Cardin urged attendees to “stand up for the values of America,” which includes support for immigrants, he said.
The Trump administration’s recent decision to end temporary visas for Haitians living in America could one day extend to immigrants from El Salvador, added Van Hollen, noting that the County is home to “the largest El Salvadorian population in the country.”
Like Cardin, Van Hollen was critical of the proposed tax plan.
“I do think this is going to do grave damage to our country for years to come,” Van Hollen said.
The proposal, he said, provides “a huge tax cut” to corporations that will be “paid for by millions and millions of folks in the middle class.”
The junior senator noted that “Maryland is actually on the top of the charts in states” whose residents will end up paying more in taxes, especially if state taxes will no longer be allowed as deductions.
During the two-hour event, both Cardin and Van Hollen expressed strong support for the security of Israel.
“What’s happening in Syria has a direct relationship to what is happening in Israel.” Cardin said. “Iran is moving closer and closer.”

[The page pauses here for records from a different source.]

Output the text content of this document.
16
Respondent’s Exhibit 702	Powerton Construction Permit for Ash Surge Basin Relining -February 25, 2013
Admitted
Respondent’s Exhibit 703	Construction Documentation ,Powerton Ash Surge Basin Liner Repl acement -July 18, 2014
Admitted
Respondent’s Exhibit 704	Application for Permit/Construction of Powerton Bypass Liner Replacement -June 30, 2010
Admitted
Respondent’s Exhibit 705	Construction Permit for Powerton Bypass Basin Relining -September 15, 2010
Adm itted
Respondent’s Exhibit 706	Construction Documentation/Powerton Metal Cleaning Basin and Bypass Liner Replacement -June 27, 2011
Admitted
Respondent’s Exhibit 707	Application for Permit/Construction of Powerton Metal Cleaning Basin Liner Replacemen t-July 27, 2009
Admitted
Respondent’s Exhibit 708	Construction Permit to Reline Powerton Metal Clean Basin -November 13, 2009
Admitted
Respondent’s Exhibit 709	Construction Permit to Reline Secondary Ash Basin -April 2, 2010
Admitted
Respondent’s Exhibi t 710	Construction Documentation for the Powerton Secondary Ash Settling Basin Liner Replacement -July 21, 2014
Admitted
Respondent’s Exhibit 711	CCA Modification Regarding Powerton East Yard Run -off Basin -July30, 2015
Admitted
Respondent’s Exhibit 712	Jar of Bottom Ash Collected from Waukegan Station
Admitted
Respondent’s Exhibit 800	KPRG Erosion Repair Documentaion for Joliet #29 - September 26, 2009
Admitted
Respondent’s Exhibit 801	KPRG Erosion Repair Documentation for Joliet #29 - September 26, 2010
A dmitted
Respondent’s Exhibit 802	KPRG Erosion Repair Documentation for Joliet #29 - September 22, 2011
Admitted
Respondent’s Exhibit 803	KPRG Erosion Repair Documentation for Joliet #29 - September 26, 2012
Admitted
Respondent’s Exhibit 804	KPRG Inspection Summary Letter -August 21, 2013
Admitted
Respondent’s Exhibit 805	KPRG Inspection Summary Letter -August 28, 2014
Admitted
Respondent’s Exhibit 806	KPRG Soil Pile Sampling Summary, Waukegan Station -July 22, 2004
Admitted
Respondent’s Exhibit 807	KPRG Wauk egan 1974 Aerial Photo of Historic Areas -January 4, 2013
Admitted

Also addressing the crowd was Attorney General Brian Frosh, who spoke of his efforts to sue the Trump administration when it “refuses to abide by the law.” Frosh is also working to keep generic drug prices down and end the use of bail to keep poor people in jail.
“Literally thousands of people are in jail every year, because they can’t make bail. They lose their homes. They lose their jobs. They lose their families,” he said.
“We are going to continue to fight for Marylanders,” he vowed.
During the event, Meredith Weisel, JCRC’s director of Maryland’s Government and Community Relations, listed the organization’s legislative priorities for 2018. On the County level, JCRC will work to secure funding to social services and create public-private partnerships to support the nonprofits here and advocate for security funding for places of worship.
It also will advocate for private Jewish education and transportation to and from private schools, while not diverting funds away from public school budgets.
Statewide, the JCRC will advocate for safety net programs, immigration reform and expansion of early childhood education programs.